Sanders gently released the frenzied grip of his lieutenant, and faced the wondering palaver.

"Know all people that this day I give to you as king one whom you shall call M'songuri, which means in your tongue 'The Young and the Wise,' and who is called in my tongue N'risu M'ilitani Tibbetti, and this one is a child and well beloved by my lord Tibbetti, being to him as a son, and by M'ilitani and by me, Sandi."

He raised his hand in challenge.

"Wa! Whose men are you?" he cried.

"M'songuri!"

The answer came in a deep-throated growl, and the assembly leapt to its feet.

"Wa! Who rules this land?""M'songuri!"

They locked arms and stamped first with the right foot and then with the left, in token of their acceptance.

"Take your king," said Sanders, "and build him a beautiful hut, and his spirit shall dwell with you. This palaver is finished."

Bones was speechless all the way down river. At irregular intervals he would grip Sanders's hand, but he was too full for speech.

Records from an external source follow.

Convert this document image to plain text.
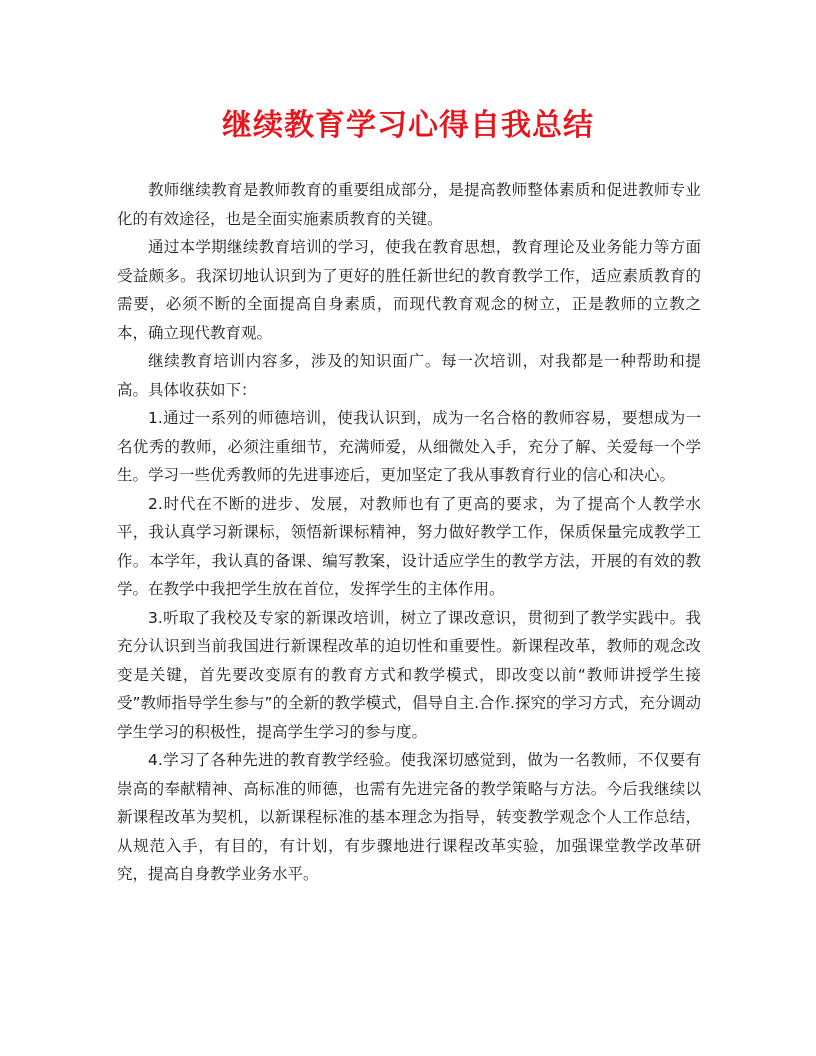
继续教育学习心得自我总结

教师继续教育是教师教育的重要组成部分，是提高教师整体素质和促进教师专业化的有效途径，也是全面实施素质教育的关键。

通过本学期继续教育培训的学习，使我在教育思想，教育理论及业务能力等方面受益颇多。我深切地认识到为了更好的胜任新世纪的教育教学工作，适应素质教育的需要，必须不断的全面提高自身素质，而现代教育观念的树立，正是教师的立教之本，确立现代教育观。

继续教育培训内容多，涉及的知识面广。每一次培训，对我都是一种帮助和提高。具体收获如下：

1.通过一系列的师德培训，使我认识到，成为一名合格的教师容易，要想成为一名优秀的教师，必须注重细节，充满师爱，从细微处入手，充分了解、关爱每一个学生。学习一些优秀教师的先进事迹后，更加坚定了我从事教育行业的信心和决心。

2.时代在不断的进步、发展，对教师也有了更高的要求，为了提高个人教学水平，我认真学习新课标，领悟新课标精神，努力做好教学工作，保质保量完成教学工作。本学年，我认真的备课、编写教案，设计适应学生的教学方法，开展的有效的教学。在教学中我把学生放在首位，发挥学生的主体作用。

3.听取了我校及专家的新课改培训，树立了课改意识，贯彻到了教学实践中。我充分认识到当前我国进行新课程改革的迫切性和重要性。新课程改革，教师的观念改变是关键，首先要改变原有的教育方式和教学模式，即改变以前“教师讲授学生接受”教师指导学生参与”的全新的教学模式，倡导自主.合作.探究的学习方式，充分调动学生学习的积极性，提高学生学习的参与度。

4.学习了各种先进的教育教学经验。使我深切感觉到，做为一名教师，不仅要有崇高的奉献精神、高标准的师德，也需有先进完备的教学策略与方法。今后我继续以新课程改革为契机，以新课程标准的基本理念为指导，转变教学观念个人工作总结，从规范入手，有目的，有计划，有步骤地进行课程改革实验，加强课堂教学改革研究，提高自身教学业务水平。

Hamilton and his sister met the law-givers on the quay.

"You're back sooner than I expected you, sir," said Hamilton. "Did Bones behave?"

"Like a little gentleman," said Sanders.

"Oh, Bones," Patricia broke in eagerly, "Henry has cut another tooth."

Bones's nod was grave and even distant.

"I will go and see His Majesty," he said. "I presume he is in the palace?"

Hamilton stared after him.

"Surely," he asked irritably, "Bones isn't sickening for measles again?"